9. Their Name Is A Reflection Of Where They Originated From
The name Shire is a reflection of where this breed came from – right from the rural shires of England in locations like Cambridgeshire and Lincolnshire.
10. Shire Horses Come In A Variety Of Colors
Shires come in many different colors including gray, bay, black and chestnut. The UK breed does not however allow for chestnut colors.
Frequently Asked Questions
Despite their massive size, a Shire horse makes a good riding horse (provided you can mount that it!) They are docile and calm, with a set of rolling gaits that makes them ideal for all levels of riding ability.

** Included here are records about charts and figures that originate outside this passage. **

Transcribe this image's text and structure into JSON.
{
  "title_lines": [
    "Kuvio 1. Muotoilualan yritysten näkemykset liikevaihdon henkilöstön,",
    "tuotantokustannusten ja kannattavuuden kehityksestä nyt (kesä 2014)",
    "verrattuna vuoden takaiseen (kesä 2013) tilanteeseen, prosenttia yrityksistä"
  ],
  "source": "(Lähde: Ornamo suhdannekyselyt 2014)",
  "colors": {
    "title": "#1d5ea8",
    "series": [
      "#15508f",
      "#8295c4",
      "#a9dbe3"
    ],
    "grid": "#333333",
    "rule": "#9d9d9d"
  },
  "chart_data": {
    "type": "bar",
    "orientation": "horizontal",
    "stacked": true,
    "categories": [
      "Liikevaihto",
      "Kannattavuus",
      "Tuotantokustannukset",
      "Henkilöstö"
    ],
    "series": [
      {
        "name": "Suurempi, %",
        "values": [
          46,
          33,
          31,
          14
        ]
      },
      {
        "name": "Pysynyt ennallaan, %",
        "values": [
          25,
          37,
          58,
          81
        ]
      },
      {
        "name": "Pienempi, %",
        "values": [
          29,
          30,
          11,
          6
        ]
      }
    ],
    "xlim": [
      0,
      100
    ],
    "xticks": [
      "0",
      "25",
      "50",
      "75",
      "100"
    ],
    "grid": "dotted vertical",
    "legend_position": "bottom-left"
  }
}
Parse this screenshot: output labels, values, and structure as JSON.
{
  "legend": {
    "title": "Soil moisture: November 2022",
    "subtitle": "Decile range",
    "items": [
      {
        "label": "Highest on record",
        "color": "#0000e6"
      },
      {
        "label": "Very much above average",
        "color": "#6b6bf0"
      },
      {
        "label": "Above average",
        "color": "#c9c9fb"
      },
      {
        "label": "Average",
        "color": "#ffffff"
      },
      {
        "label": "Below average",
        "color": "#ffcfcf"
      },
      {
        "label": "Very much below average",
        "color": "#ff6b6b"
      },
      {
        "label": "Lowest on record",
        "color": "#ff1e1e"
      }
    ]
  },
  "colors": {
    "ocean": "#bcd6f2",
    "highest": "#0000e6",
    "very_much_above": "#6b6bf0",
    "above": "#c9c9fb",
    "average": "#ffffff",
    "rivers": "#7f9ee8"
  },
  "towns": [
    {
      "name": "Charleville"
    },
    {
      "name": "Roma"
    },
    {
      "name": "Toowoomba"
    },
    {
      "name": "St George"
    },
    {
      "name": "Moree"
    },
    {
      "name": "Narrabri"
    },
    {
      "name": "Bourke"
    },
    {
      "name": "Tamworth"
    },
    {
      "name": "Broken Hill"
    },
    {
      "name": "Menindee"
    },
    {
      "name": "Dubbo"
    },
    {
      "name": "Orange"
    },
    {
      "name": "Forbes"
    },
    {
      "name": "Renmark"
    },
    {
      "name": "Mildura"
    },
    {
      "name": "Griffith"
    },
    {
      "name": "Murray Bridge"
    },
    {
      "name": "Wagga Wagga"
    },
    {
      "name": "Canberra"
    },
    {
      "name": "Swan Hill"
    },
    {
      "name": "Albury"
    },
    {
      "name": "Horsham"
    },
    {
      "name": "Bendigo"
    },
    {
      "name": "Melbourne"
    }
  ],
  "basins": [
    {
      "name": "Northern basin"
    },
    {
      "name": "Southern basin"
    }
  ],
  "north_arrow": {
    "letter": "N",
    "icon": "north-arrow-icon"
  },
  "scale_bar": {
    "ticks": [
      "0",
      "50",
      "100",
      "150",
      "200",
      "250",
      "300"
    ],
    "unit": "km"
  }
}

Although they look very similar physically, a Shire horse is generally slightly bigger than its Clydesdale cousin. Both stand between 16 and 18 hands high, but the Shire tends to be heavier, broader and stockier.
Although they are instantly recognizable, the Shire horse is actually considered a rare breed, with an estimate of less than 2,000 individuals worldwide. They were more common before the advent of modern farm machinery, when they would have been commonly used for heavy work around farms.
It is widely believed that Shire horses are descended from the English Great Horse, popularized during the reign of Henry the 8th, and crossed with with Friesian horses from Holland around the 16th century.
As with all horses, the price will vary depending on the horse itself, its experience and its breeding. A well bred Shire can cost anywhere up to $20,000, but can be as low as $2,000. A Shire cross will generally be less pricey than a full bred Shire.